The basic version if the widget is limited to the application of a single substitution.
The advanced interface allows the user to define several substitutions and to determine the order in which they should be applied.
The Substitutions section allows the user to select the substitutions applied to each successive input segment and to determine their application order. The list of substitutions with corresponding regular expressions, replacement strings and additional options associated with the regular expression used appears at the top of the window.
The buttons on the left side of the Sources section allow the user to modify his selection by:
- changing the order in which the substitutions are applied: Move Up, Move Down
- deleting individual substitutions from the list: Remove
- clearing the list of all substitutions: Clear All
- import a list of substitutions in JSON format and add it to the previously selected sources: Import List
- export the list of substitutions in a JSON file: Export List
Define a new subsitution by using RegEx.
Define the replacement string.
Control the application of the corresponding options to the regular expression: Ignore case, Unicode dependent, Multiline, Dot matches.
Add a new substitution to the list.
Copy every annotation of the input segmentation to the output segmentation.
By clicking Send, changes are communicated to the output of the widget. Alternatively, tick Send automatically and changes will be communicated to the output at every modification.

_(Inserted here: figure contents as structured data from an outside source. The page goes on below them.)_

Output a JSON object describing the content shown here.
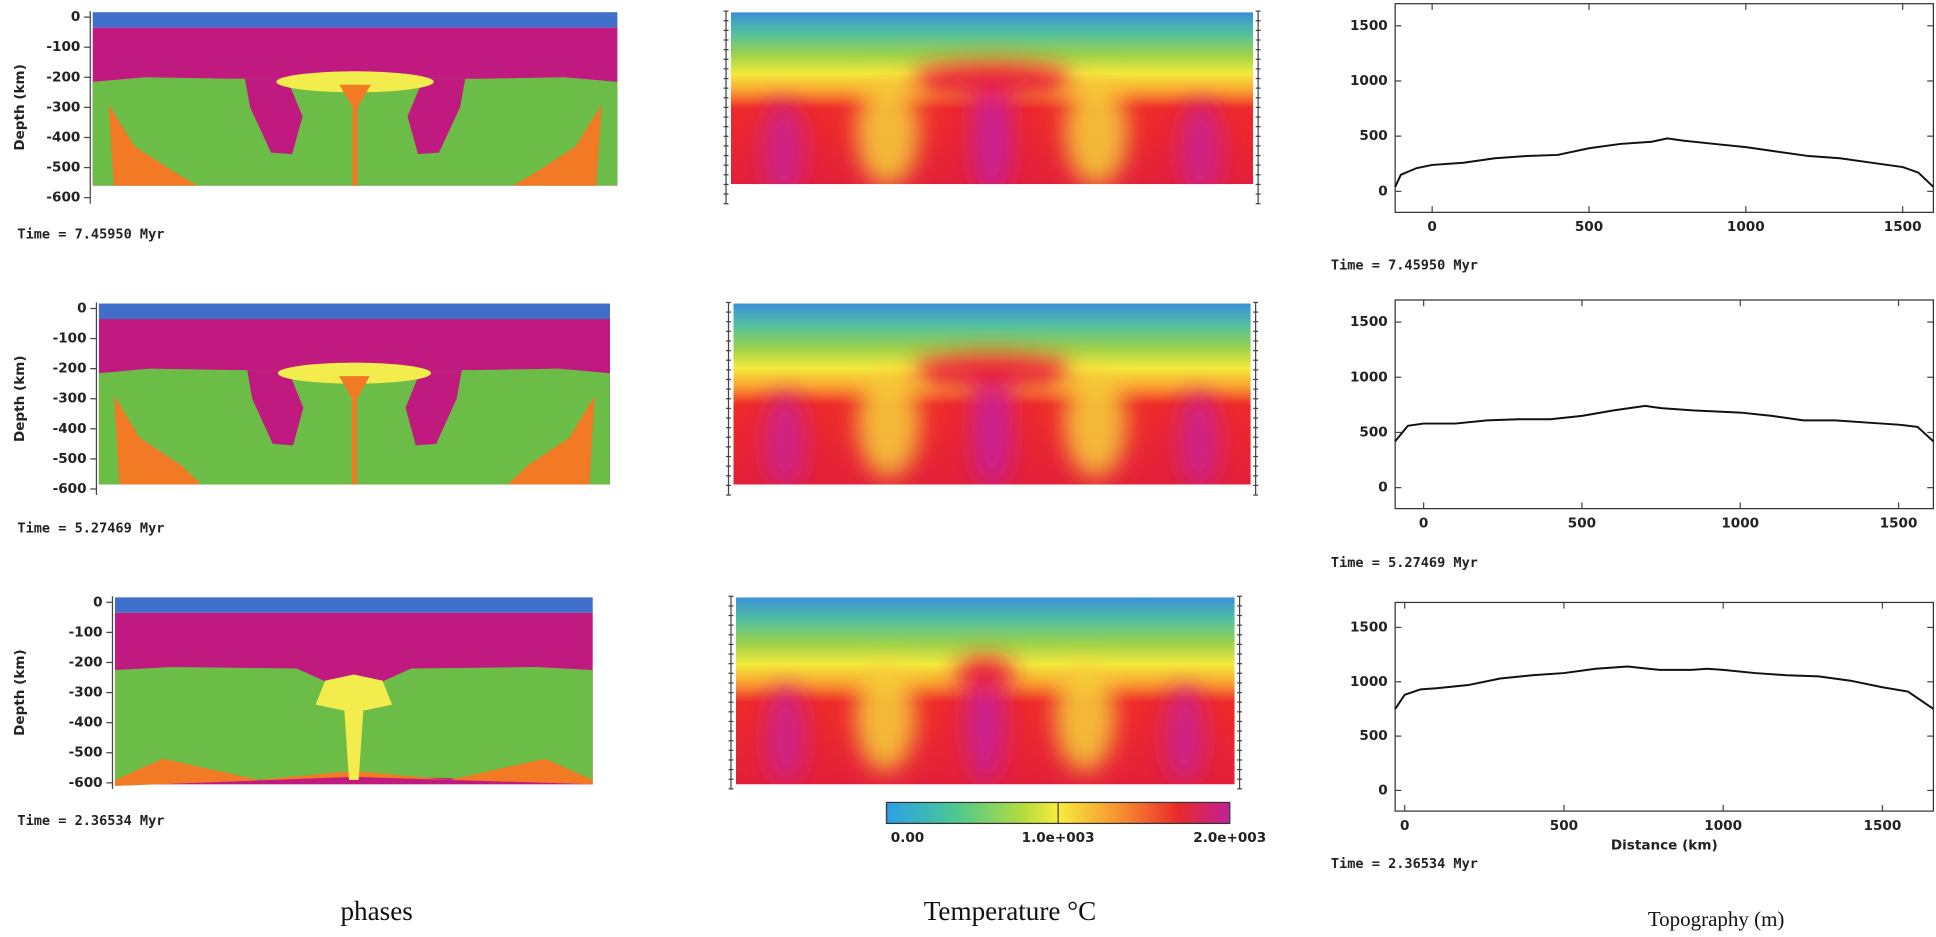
{
  "phases": {
    "caption": "phases",
    "panels": [
      {
        "ylabel": "Depth (km)",
        "time": "Time =  7.45950 Myr",
        "ylim": [
          -620,
          20
        ],
        "yticks": [
          0,
          -100,
          -200,
          -300,
          -400,
          -500,
          -600
        ]
      },
      {
        "ylabel": "Depth (km)",
        "time": "Time =  5.27469 Myr",
        "ylim": [
          -620,
          20
        ],
        "yticks": [
          0,
          -100,
          -200,
          -300,
          -400,
          -500,
          -600
        ]
      },
      {
        "ylabel": "Depth (km)",
        "time": "Time =  2.36534 Myr",
        "ylim": [
          -620,
          20
        ],
        "yticks": [
          0,
          -100,
          -200,
          -300,
          -400,
          -500,
          -600
        ]
      }
    ]
  },
  "temperature": {
    "caption": "Temperature °C",
    "colorbar": {
      "lim": [
        0,
        2000
      ],
      "ticks": [
        {
          "value": 0,
          "label": "0.00"
        },
        {
          "value": 1000,
          "label": "1.0e+003"
        },
        {
          "value": 2000,
          "label": "2.0e+003"
        }
      ]
    }
  },
  "topography_caption": "Topography (m)",
  "chart_data": [
    {
      "type": "line",
      "annotation": "Time =  7.45950 Myr",
      "color": "#111111",
      "x": [
        -118,
        -100,
        -50,
        0,
        100,
        200,
        300,
        400,
        500,
        600,
        700,
        750,
        800,
        900,
        1000,
        1100,
        1200,
        1300,
        1400,
        1500,
        1550,
        1598
      ],
      "values": [
        40,
        150,
        210,
        240,
        260,
        300,
        320,
        330,
        390,
        430,
        450,
        480,
        460,
        430,
        400,
        360,
        320,
        300,
        260,
        220,
        170,
        40
      ],
      "xlim": [
        -118,
        1598
      ],
      "ylim": [
        -190,
        1700
      ],
      "xticks": [
        0,
        500,
        1000,
        1500
      ],
      "yticks": [
        0,
        500,
        1000,
        1500
      ]
    },
    {
      "type": "line",
      "annotation": "Time =  5.27469 Myr",
      "color": "#111111",
      "x": [
        -90,
        -50,
        0,
        100,
        200,
        300,
        400,
        500,
        600,
        650,
        700,
        750,
        850,
        1000,
        1100,
        1200,
        1300,
        1400,
        1500,
        1560,
        1610
      ],
      "values": [
        420,
        560,
        580,
        580,
        610,
        620,
        620,
        650,
        700,
        720,
        740,
        720,
        700,
        680,
        650,
        610,
        610,
        590,
        570,
        550,
        420
      ],
      "xlim": [
        -90,
        1610
      ],
      "ylim": [
        -190,
        1700
      ],
      "xticks": [
        0,
        500,
        1000,
        1500
      ],
      "yticks": [
        0,
        500,
        1000,
        1500
      ]
    },
    {
      "type": "line",
      "annotation": "Time =  2.36534 Myr",
      "xlabel": "Distance (km)",
      "color": "#111111",
      "x": [
        -30,
        0,
        50,
        100,
        200,
        300,
        400,
        500,
        600,
        700,
        800,
        900,
        950,
        1000,
        1100,
        1200,
        1300,
        1400,
        1500,
        1580,
        1660
      ],
      "values": [
        750,
        880,
        930,
        940,
        970,
        1030,
        1060,
        1080,
        1120,
        1140,
        1110,
        1110,
        1120,
        1110,
        1080,
        1060,
        1050,
        1010,
        950,
        910,
        750
      ],
      "xlim": [
        -30,
        1660
      ],
      "ylim": [
        -190,
        1730
      ],
      "xticks": [
        0,
        500,
        1000,
        1500
      ],
      "yticks": [
        0,
        500,
        1000,
        1500
      ]
    }
  ]
}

Information about the number of segments in the output segmentation or the reasons why no segmentation is emitted
For the purpose of this example, we have decided to adapt our American spelling for our readers that prefer British English. We mostly focused on the difference in spelling the affix -ize (or -ise that is preferred in British English). We used the Text Field widget to input several words that use the American way of spelling and then segmented the input segmentation into words. Lastly, we used the advanced interface of the Recode widget and replaced all occurences of the affix -ize with the affix -ise.